Z-scored All-time HR Leaders
Player Zscore Zrank Tot. HR Hrrank
B. Ruth 2.67 1 688 2
M. Schmidt 2.23 2 541 9
M. McGwire 2.23 3 562 6
A. Rodriguez 2.14 4 340 67
R. Kiner 2.09 5 362 52
S. Sosa 2.05 6 527 11
A. Belle 1.96 7 373 43
J. Foxx 1.96 8 516 12
B. Bonds 1.85 9 658 3
H. Killebrew 1.82 10 557 8
A. Pujols 1.82 11 114 416
H. Greenberg 1.74 12 328 73
J. Thome 1.71 13 371 45
L. Gehrig 1.68 14 492 20
W. Mays 1.67 15 642 4
H. Aaron 1.64 16 755 1
F. Thomas 1.62 17 407 35
Ju. Gonzalez 1.60 18 416 33
C. Delgado 1.54 19 292 93
K. Griffey 1.51 20 473 23
R. Calovito 1.48 21 358 55
R. Palmeiro 1.46 22 509 14
T. Helton 1.44 23 214 188
D. Kingman 1.42 24 421 31
M. Ramirez 1.41 25 345 62
T. Williams 1.39 26 507 16


What immediately stands out is that players like A-Rod and Ralph Kiner rank very high on the z-scored table but only rank 67th and 52nd, respectively, when looking at the all-time HR list. Again, this is because A-Rod and Kiner hit a lot more HRs during their careers than did their peers, and as a result, had high z-scores. Also notice that the length of career is unimportant--all that matters is how many HRs a player hits in relation to his peers. A glaring example is Albert Pujols. He ranks 11th on the z-scored table but 416th on the all-time list for no other reason than he's played only three seasons. But in those three seasons, he's been very productive. (This could be a strength or a weakness of using z-scores depending on who you ask).

It's also interesting to note that Hank Aaron only ranks 16th on the z-score list even though he is first on the all-time HR list.
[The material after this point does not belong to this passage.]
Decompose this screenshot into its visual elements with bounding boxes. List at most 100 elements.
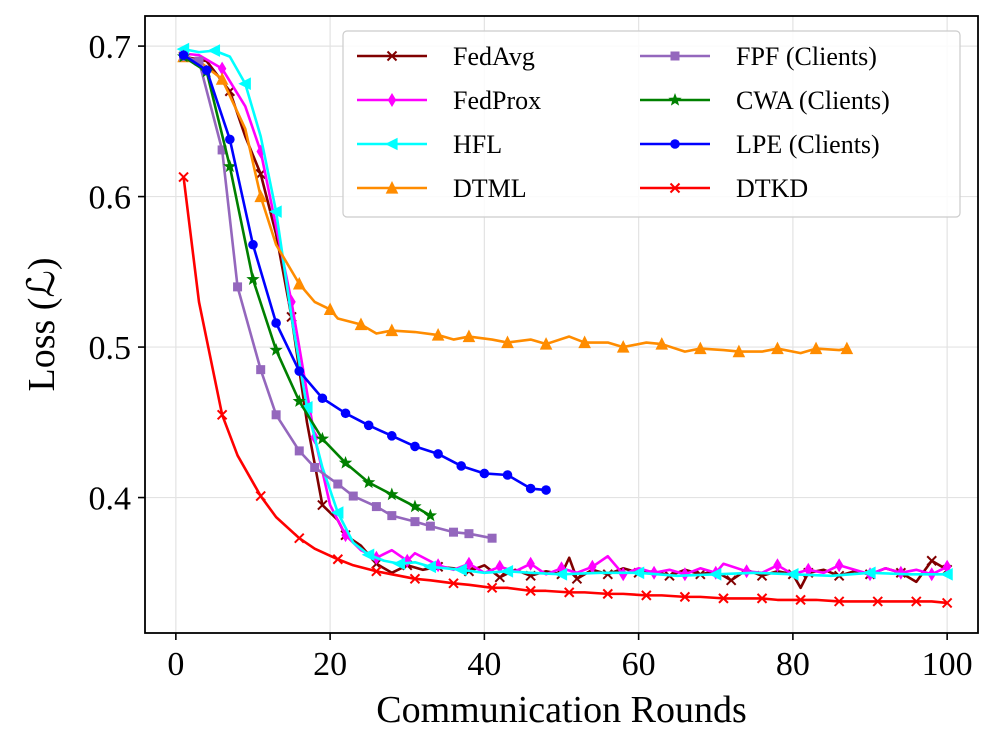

This is due primarily to the fact that he was so consistent over such a long time (23 seasons) but never had a season in which he hit an inordinate number of HRs--at least when compared to his peers. On the other hand, because Babe Ruth hit so many more HRs than his peers, he's now regained the top spot (at least on this list).

Using z-scores allows you to now compare HR hitters to their peers; z-scores also allow you to compare players across different seasons. This method now offers insight into why Willie Mays had a better season than Sammy Sosa even though Mays hit 52 HRs and Sosa hit 66 HRs (Mays had a z-score of 4.29 while Sosa's z-score was only 4.04; the reason Mays season was more impressive was because there were far fewer players hitting close to 50+ HRs in 1965 when compared to players hitting close to 60+ HRs in 1998).

At the very least, I hope this post will encourage discussion and serve as a good starting place for more research.